「愛猫との生活」最新テクノロジーがもたらす幸せ 猫の行動分析を行い、精度の高い情報を得る
PETOKOTOのビジネス面についても触れておこう。同社の事業ミッションは、「ペットを家族として愛せる世界へ」。社長の大久保泰介氏はゲームやメタバースなどの事業を行うグリー出身。デジタル技術でペットにまつわる業界の仕組みを変えたいと、2015年にPETOKOTOを起業した。
獣医師やトリマーと連携したペットメディアから事業を始め、翌年OMUSUBIをスタート。収益モデルは広告宣伝費や企業のCSR枠での支援などだが、現在の主要な収益源となっているのは、2020年から開始したフレッシュペットフード事業「ペトコトフーズ」だ。
「ペットは家族」という意識の高まり
ペトコトフーズはアメリカの獣医栄養学専門医監修のレシピに基づいて作られているフレッシュペットフードで、原材料・製造過程・カロリー等を見える化した「新鮮かつ安心な食事」であることが評価され、販売開始初年度で累計1000万食を販売。
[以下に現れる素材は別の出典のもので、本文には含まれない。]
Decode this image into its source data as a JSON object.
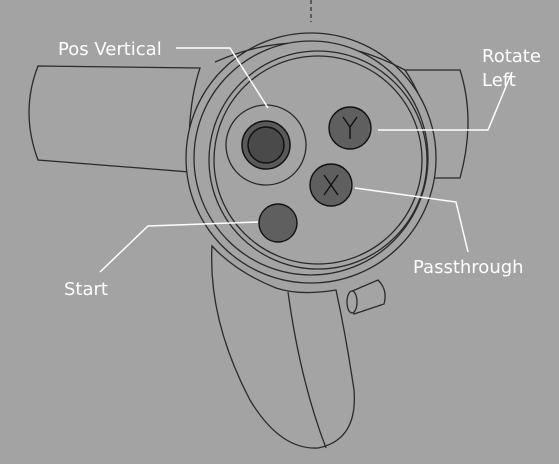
{
  "labels": {
    "pos_vertical": "Pos Vertical",
    "rotate_left_line1": "Rotate",
    "rotate_left_line2": "Left",
    "passthrough": "Passthrough",
    "start": "Start"
  },
  "buttons": {
    "y": "Y",
    "x": "X"
  },
  "colors": {
    "background": "#a3a3a3",
    "button_fill": "#5f5f5f",
    "thumbstick_fill": "#4a4a4a",
    "leader_line": "#ffffff",
    "outline": "#2a2a2a"
  }
}
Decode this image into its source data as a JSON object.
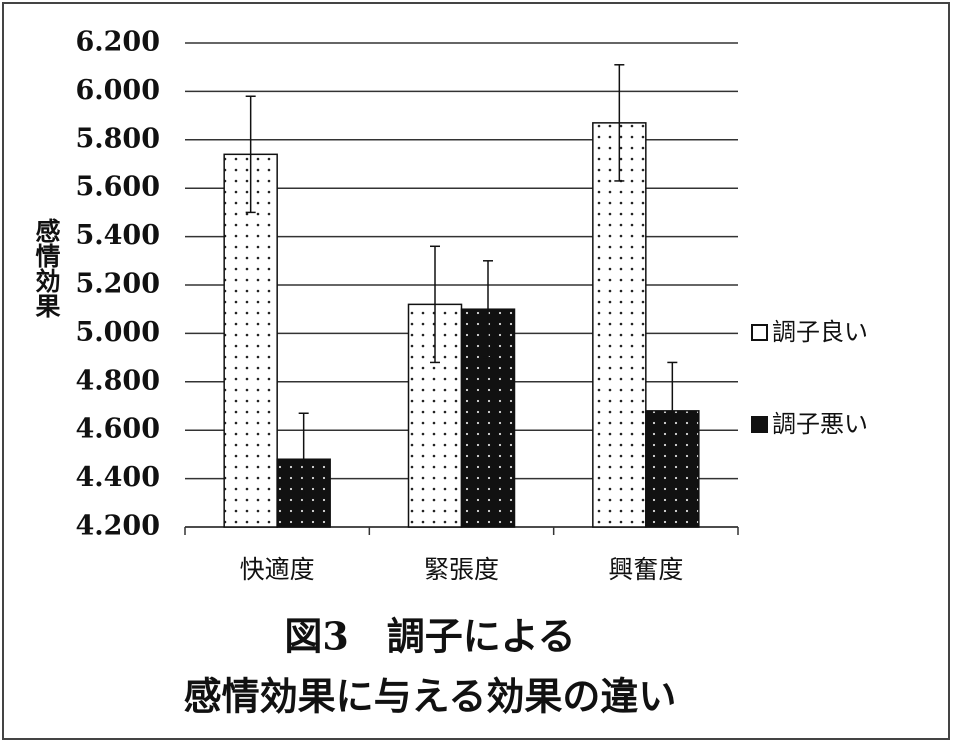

値段は3kgの小型犬の場合、月に9000円程度と従来のドッグフードの1.5〜3倍というから驚く。しかし「ペットは家族」という意識の高まりから販売数が伸びており、2023年の売上高は前年比138%となった。主に犬用のフーズの売れ行きがよく、継続率も94%と高いという。
次に、猫との暮らしを応援する2つめのビジネスを紹介する。2019年に登場し、進化を続けているのが、猫の生活を記録し、スマートフォンで飼い主に知らせてくれる「Catlog」。デバイスの商品ラインナップは、首輪として装着するCatlogと、トイレの下に置くCatlog Board、2種類がある。
首輪型は食事や排泄の回数、睡眠など猫の行動を24時間見守る。また健康状態を分析し、異常があればアラート通知してくれる。
Catlog Boardは排泄の回数や量、トイレの滞在時間、体重などを測定。排泄トラブル、体重の異常な増減を気付きにくい段階で知らせるため、猫がかかりやすい泌尿器の病気などを早期に発見できる。
Catlogの技術の基盤となっているのが実際の飼い猫にCatlogを装着し、集めた行動データだ。これに基づいて猫の行動分析を行っているため、精度の高い情報が得られる。
またユーザーが増えるに従い、日々、データの件数も増えており、現在、150億件以上のデータが蓄積されているそうだ。発売元のRABOでは、その膨大なデータを元に、このたび新たな機能を追加した。
Catlogに加わったのが嘔吐の検知だ。具体的には「喉元の動き」などで嘔吐の可能性を測定する。
猫はよく吐く動物だ。急いで食べすぎても吐くし、毛づくろいで飲み込んでしまった毛が、胃にたまっても吐く。
心配されるのが誤嚥や病気に起因する嘔吐だ。頻度や嘔吐物の色、内容などから判断する必要がある。